In 2018, the U.S. government blocked a subsidiary of the Chinese tech giant Alibaba from buying MoneyGram over data privacy concerns. The following year, the U.S. forced the Chinese owner of Grindr, the dating app, to give up its control of the company.

Last month, President Donald Trump, citing concerns that TikTok “may also be used for disinformation campaigns that benefit the Chinese Communist Party,” issued an executive order banning U.S. transactions with Chinese firms ByteDance and Tencent, the owner of WeChat, the messaging app.

Trump followed up with a second executive order saying that ByteDance had to divest itself from its ownership of Musical.ly, a video app that it bought in 2017.

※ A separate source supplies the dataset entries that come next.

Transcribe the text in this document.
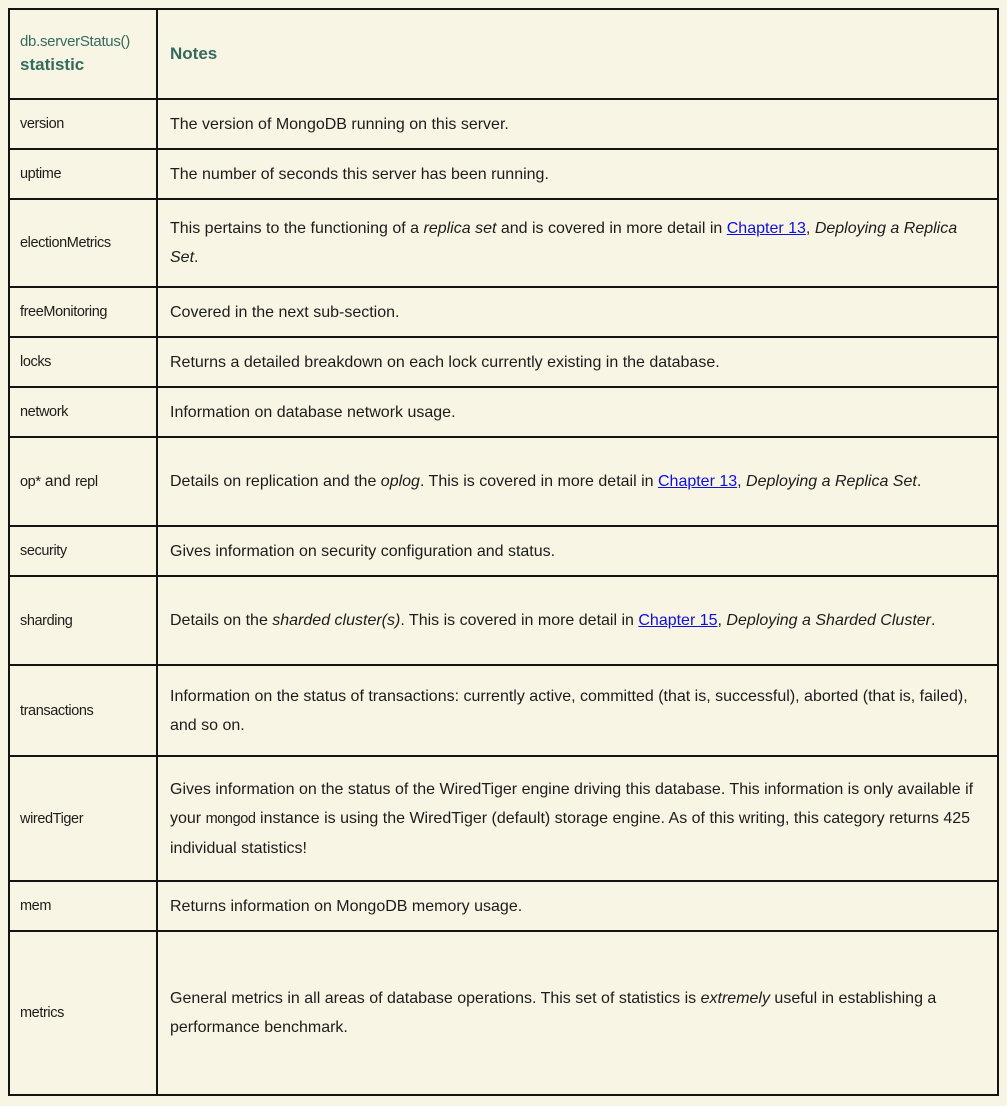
db.serverStatus()
statistic	Notes
version	The version of MongoDB running on this server.
uptime	The number of seconds this server has been running.
electionMetrics	This pertains to the functioning of a replica set and is covered in more detail in Chapter 13, Deploying a Replica Set.
freeMonitoring	Covered in the next sub-section.
locks	Returns a detailed breakdown on each lock currently existing in the database.
network	Information on database network usage.
op* and repl	Details on replication and the oplog. This is covered in more detail in Chapter 13, Deploying a Replica Set.
security	Gives information on security configuration and status.
sharding	Details on the sharded cluster(s). This is covered in more detail in Chapter 15, Deploying a Sharded Cluster.
transactions	Information on the status of transactions: currently active, committed (that is, successful), aborted (that is, failed), and so on.
wiredTiger	Gives information on the status of the WiredTiger engine driving this database. This information is only available if your mongod instance is using the WiredTiger (default) storage engine. As of this writing, this category returns 425 individual statistics!
mem	Returns information on MongoDB memory usage.
metrics	General metrics in all areas of database operations. This set of statistics is extremely useful in establishing a performance benchmark.
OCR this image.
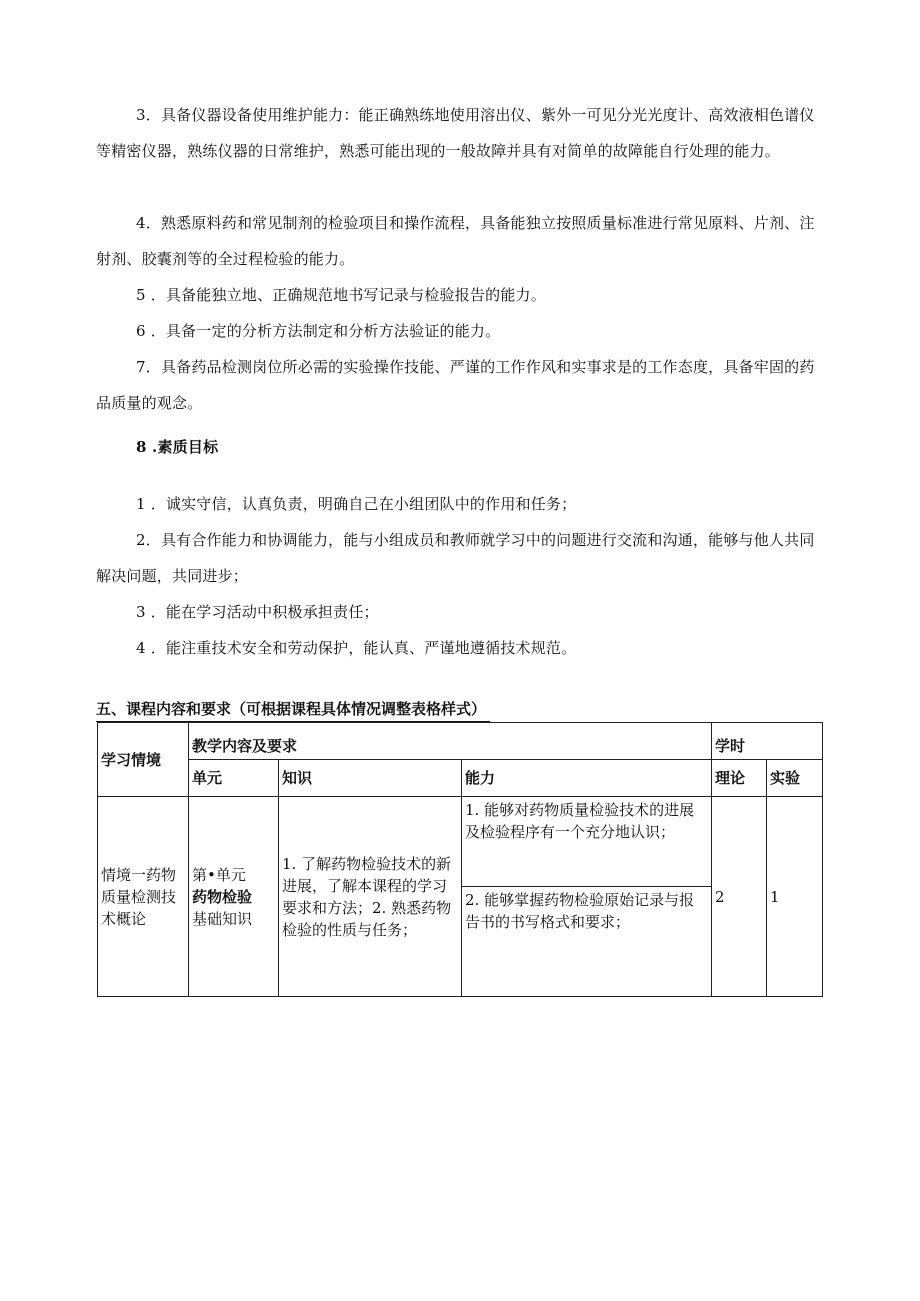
3．具备仪器设备使用维护能力：能正确熟练地使用溶出仪、紫外一可见分光光度计、高效液相色谱仪等精密仪器，熟练仪器的日常维护，熟悉可能出现的一般故障并具有对简单的故障能自行处理的能力。

4．熟悉原料药和常见制剂的检验项目和操作流程，具备能独立按照质量标准进行常见原料、片剂、注射剂、胶囊剂等的全过程检验的能力。

5 ．具备能独立地、正确规范地书写记录与检验报告的能力。

6 ．具备一定的分析方法制定和分析方法验证的能力。

7．具备药品检测岗位所必需的实验操作技能、严谨的工作作风和实事求是的工作态度，具备牢固的药品质量的观念。

8 .素质目标

1 ．诚实守信，认真负责，明确自己在小组团队中的作用和任务；

2．具有合作能力和协调能力，能与小组成员和教师就学习中的问题进行交流和沟通，能够与他人共同解决问题，共同进步；

3 ．能在学习活动中积极承担责任；

4 ．能注重技术安全和劳动保护，能认真、严谨地遵循技术规范。

五、课程内容和要求（可根据课程具体情况调整表格样式）

学习情境	教学内容及要求			学时	
	单元	知识	能力	理论	实验
情境一药物质量检测技术概论	第•单元
药物检验
基础知识	1. 了解药物检验技术的新进展，了解本课程的学习要求和方法；2. 熟悉药物检验的性质与任务；	1. 能够对药物质量检验技术的进展及检验程序有一个充分地认识；	2	1
			2. 能够掌握药物检验原始记录与报告书的书写格式和要求；		
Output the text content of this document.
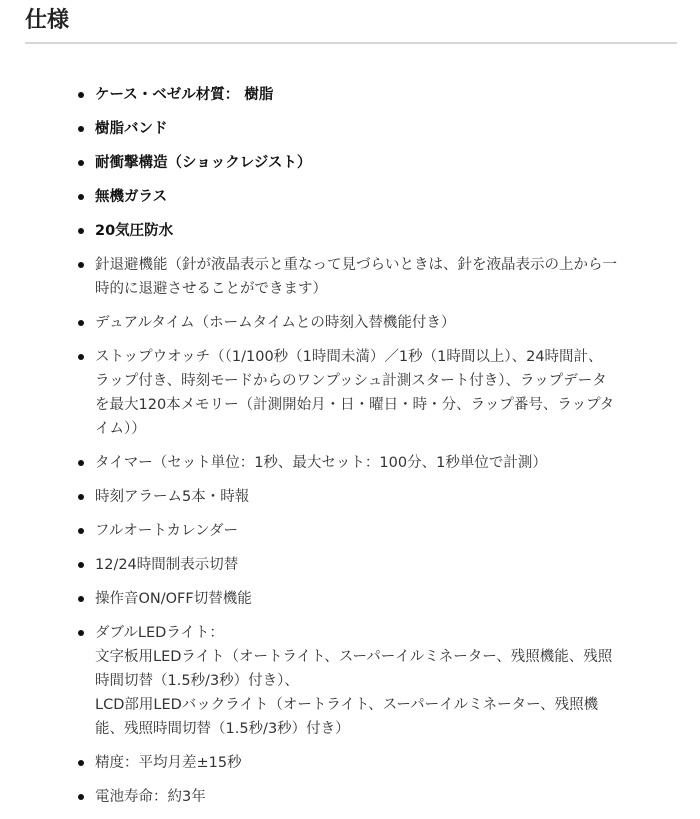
仕様
ケース・ベゼル材質： 樹脂
樹脂バンド
耐衝撃構造（ショックレジスト）
無機ガラス
20気圧防水
針退避機能（針が液晶表示と重なって見づらいときは、針を液晶表示の上から一
時的に退避させることができます）
デュアルタイム（ホームタイムとの時刻入替機能付き）
ストップウオッチ（（1/100秒（1時間未満）／1秒（1時間以上）、24時間計、
ラップ付き、時刻モードからのワンプッシュ計測スタート付き）、ラップデータ
を最大120本メモリー（計測開始月・日・曜日・時・分、ラップ番号、ラップタ
イム））
タイマー（セット単位：1秒、最大セット：100分、1秒単位で計測）
時刻アラーム5本・時報
フルオートカレンダー
12/24時間制表示切替
操作音ON/OFF切替機能
ダブルLEDライト：
文字板用LEDライト（オートライト、スーパーイルミネーター、残照機能、残照
時間切替（1.5秒/3秒）付き）、
LCD部用LEDバックライト（オートライト、スーパーイルミネーター、残照機
能、残照時間切替（1.5秒/3秒）付き）
精度：平均月差±15秒
電池寿命：約3年
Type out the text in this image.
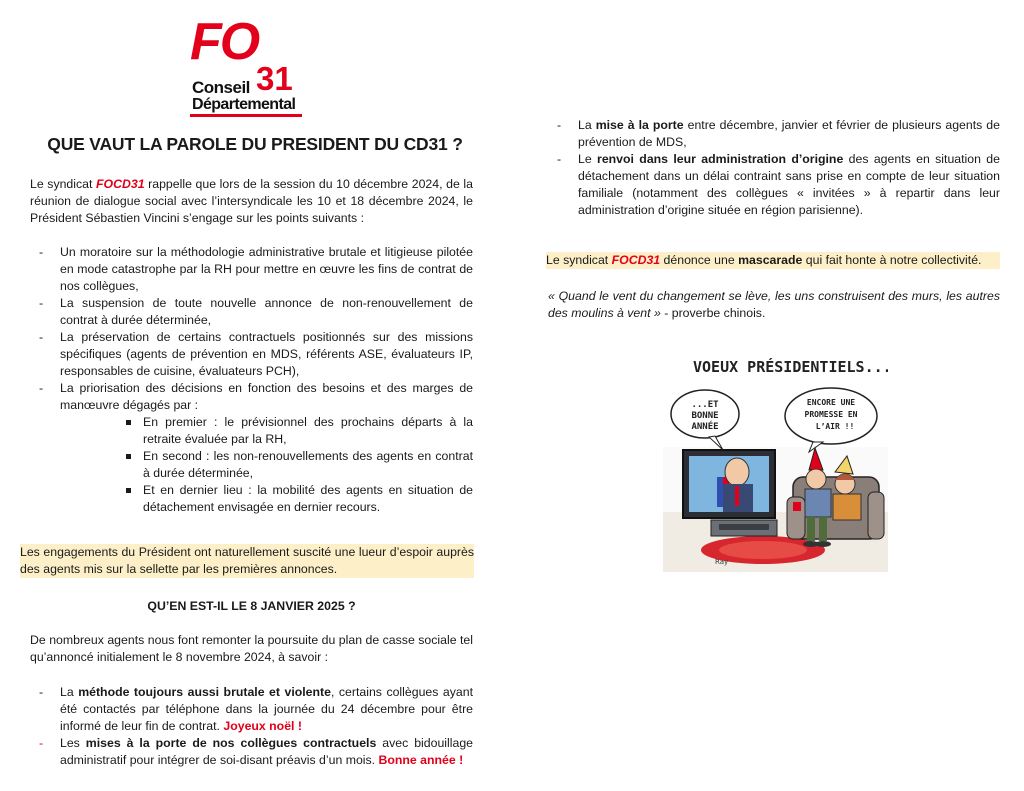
FO
31
Conseil
Départemental
QUE VAUT LA PAROLE DU PRESIDENT DU CD31 ?

Le syndicat FOCD31 rappelle que lors de la session du 10 décembre 2024, de la réunion de dialogue social avec l’intersyndicale les 10 et 18 décembre 2024, le Président Sébastien Vincini s’engage sur les points suivants :

- Un moratoire sur la méthodologie administrative brutale et litigieuse pilotée en mode catastrophe par la RH pour mettre en œuvre les fins de contrat de nos collègues,
- La suspension de toute nouvelle annonce de non-renouvellement de contrat à durée déterminée,
- La préservation de certains contractuels positionnés sur des missions spécifiques (agents de prévention en MDS, référents ASE, évaluateurs IP, responsables de cuisine, évaluateurs PCH),
- La priorisation des décisions en fonction des besoins et des marges de manœuvre dégagés par :
En premier : le prévisionnel des prochains départs à la retraite évaluée par la RH,
En second : les non-renouvellements des agents en contrat à durée déterminée,
Et en dernier lieu : la mobilité des agents en situation de détachement envisagée en dernier recours.

Les engagements du Président ont naturellement suscité une lueur d’espoir auprès des agents mis sur la sellette par les premières annonces.

QU’EN EST-IL LE 8 JANVIER 2025 ?

De nombreux agents nous font remonter la poursuite du plan de casse sociale tel qu’annoncé initialement le 8 novembre 2024, à savoir :

- La méthode toujours aussi brutale et violente, certains collègues ayant été contactés par téléphone dans la journée du 24 décembre pour être informé de leur fin de contrat. Joyeux noël !
- Les mises à la porte de nos collègues contractuels avec bidouillage administratif pour intégrer de soi-disant préavis d’un mois. Bonne année !
- La mise à la porte entre décembre, janvier et février de plusieurs agents de prévention de MDS,
- Le renvoi dans leur administration d’origine des agents en situation de détachement dans un délai contraint sans prise en compte de leur situation familiale (notamment des collègues « invitées » à repartir dans leur administration d’origine située en région parisienne).

Le syndicat FOCD31 dénonce une mascarade qui fait honte à notre collectivité.

« Quand le vent du changement se lève, les uns construisent des murs, les autres des moulins à vent » - proverbe chinois.

VOEUX PRÉSIDENTIELS...
...ET
BONNE
ANNÉE
ENCORE UNE
PROMESSE EN
L’AIR !!
Ray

A person uses the video-sharing app TikTok on a smartphone.
A person uses the video-sharing app TikTok on a smartphone.

‘Clean Network’ vision

The administration’s efforts to block Chinese technology appear to be accelerating in recent months.

In August, Secretary of State Mike Pompeo announced an expansion of the “Clean Network” policy that calls for, among other things, apps made in China to not be available in U.S. stores. The goal is to guard “our citizens’ privacy and our companies’ most sensitive information from aggressive intrusions by malign actors, such as the Chinese Communist Party (CCP),” according to the press release.

For its part, ByteDance has denied accusations it would share data with China, saying its U.S. users’ data is stored in the U.S. and its data centers are outside of China.

ByteDance is reportedly entertained potential buyers, asking for $30 billion.

Interested buyers are exploring four possible ways to structure a deal, according to a Reuters article, including buying the app without the key software or seeking a transition period from U.S. officials.

But the possibility of a deal was muddied with China’s recent update of its export control list to include more technologies, including TikTok’s recommendation algorithm.

Other U.S. companies may be drawn into the battle as it escalates. China’s new export regulations, which includes artificial intelligence, 3-D printing technology and aerial drone technology, may affect how researchers and firms in each country collaborate, said Heather Evans, director of frontier technology research at the Asia Society of Northern California.

“We are seeing how tech companies in the U.S. and in China need to now play a diplomatic role,” she said.

It’s unclear if the TikTok ban goes through on Sept. 15 if current users will still be able to use the app. Most likely, observers say, Apple’s App Store and Google Play, the store for Android phones, will stop offering the app.